そして、そんな設定のミス・ロンリーハーツへ寄せられてくるお手紙の文面が、いちいちすごい。言いたいことがあふれた人特有の、句読点と改行感覚の消失した文章はまるでラップのリズム。いっぽうで、まるで絵本に添えられた文章のような逆の文体もある。句読点と改行の頻発する文章。これはこれで疲れる。そりゃ読んでるだけで病むわ!
そして病ませる手紙の特徴を表現した日本語訳もすばらしい。ネット文体なんてものがない時代に訳された本で、この感じを出しているのがすごい。
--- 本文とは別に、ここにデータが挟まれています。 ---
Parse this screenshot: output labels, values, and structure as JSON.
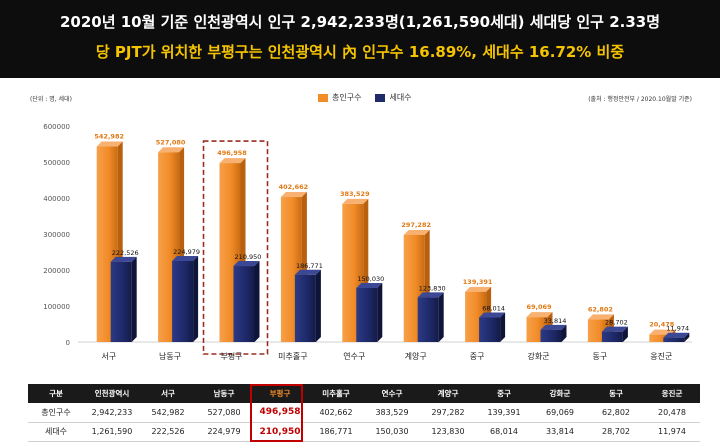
{
  "header": {
    "line1": "2020년 10월 기준 인천광역시 인구 2,942,233명(1,261,590세대) 세대당 인구 2.33명",
    "line2": "당 PJT가 위치한 부평구는 인천광역시 內 인구수 16.89%, 세대수 16.72% 비중"
  },
  "unit_note": "(단위 : 명, 세대)",
  "source_note": "(출처 : 행정안전부 / 2020.10월말 기준)",
  "colors": {
    "orange": "#f28c28",
    "navy": "#1f2a6b",
    "highlight": "#9b2d20",
    "banner": "#0d0d0d",
    "line2": "#f5c400"
  },
  "chart_data": {
    "type": "bar",
    "categories": [
      "서구",
      "남동구",
      "부평구",
      "미추홀구",
      "연수구",
      "계양구",
      "중구",
      "강화군",
      "동구",
      "옹진군"
    ],
    "series": [
      {
        "name": "총인구수",
        "values": [
          542982,
          527080,
          496958,
          402662,
          383529,
          297282,
          139391,
          69069,
          62802,
          20478
        ],
        "labels": [
          "542,982",
          "527,080",
          "496,958",
          "402,662",
          "383,529",
          "297,282",
          "139,391",
          "69,069",
          "62,802",
          "20,478"
        ]
      },
      {
        "name": "세대수",
        "values": [
          222526,
          224979,
          210950,
          186771,
          150030,
          123830,
          68014,
          33814,
          28702,
          11974
        ],
        "labels": [
          "222,526",
          "224,979",
          "210,950",
          "186,771",
          "150,030",
          "123,830",
          "68,014",
          "33,814",
          "28,702",
          "11,974"
        ]
      }
    ],
    "ylim": [
      0,
      600000
    ],
    "yticks": [
      0,
      100000,
      200000,
      300000,
      400000,
      500000,
      600000
    ],
    "ytick_labels": [
      "0",
      "100000",
      "200000",
      "300000",
      "400000",
      "500000",
      "600000"
    ],
    "highlight_category": "부평구",
    "legend_position": "top-center",
    "grid": false
  },
  "table": {
    "headers": [
      "구분",
      "인천광역시",
      "서구",
      "남동구",
      "부평구",
      "미추홀구",
      "연수구",
      "계양구",
      "중구",
      "강화군",
      "동구",
      "옹진군"
    ],
    "rows": [
      [
        "총인구수",
        "2,942,233",
        "542,982",
        "527,080",
        "496,958",
        "402,662",
        "383,529",
        "297,282",
        "139,391",
        "69,069",
        "62,802",
        "20,478"
      ],
      [
        "세대수",
        "1,261,590",
        "222,526",
        "224,979",
        "210,950",
        "186,771",
        "150,030",
        "123,830",
        "68,014",
        "33,814",
        "28,702",
        "11,974"
      ]
    ],
    "highlight_col": 4
  }
}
・・・と、ここまでの設定は、もういきなりオープンなんです。本題は、その後から始まります。
そのあとは…
まるでデヴィッド・フィンチャー監督(ゴーン・ガールとかセブンとか)や、レオス・カラックス監督(汚れた血とかポンヌフの恋人とか)の映画作品のような映像が脳内で広がる展開。完全にモノクロではない、でも、全部がカラーでもない。いいことをしているはずなのに、他人を癒やす感謝される仕事をしているはずなのに、おかしいじゃないの! どうなってるのよ!!! という思いをなだめる思考って、脳内で映像化すると、きっとこうなんだ。
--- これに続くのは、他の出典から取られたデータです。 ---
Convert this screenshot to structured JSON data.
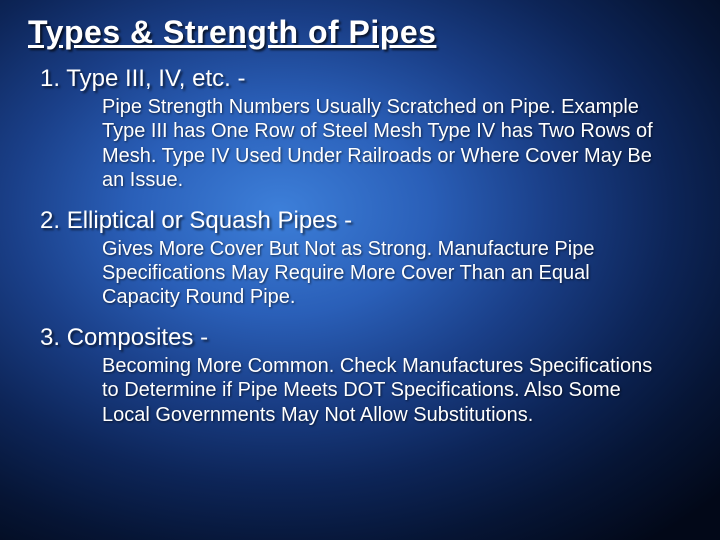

この主人公の病みかたはキリスト・コンプレックスなのだそう。わたしは読みながら「こういう方向のキャラ設定がエスカレートしていくヨガ講師って、いるよなぁ。不幸からの立ち直りマーケティングがやめられなくなってしまうパターン…」なんて思いがちらりと浮かんだのだけど、この主人公の心の変化は、慈悲の発動がお約束化されるとこうなるという警告的見本でもある。
この主人公も、あれこれ、してみるんですよ。森へ行ってみたり、体を動かして "くらしのこと" をしてみたり。してみるの。でも、手遅れなの。


この小説は設定の面白さだけで読み始めたのだけど、読み始めたら止まらない。いきなり、目次がいい。目次からして仕掛けられている。他人から全力で寄りかかられることで自暴自棄になりかけたことのある人は、どきどきしながら読むことを止められなくなるでしょう。
心の底のことが書いてある小説です。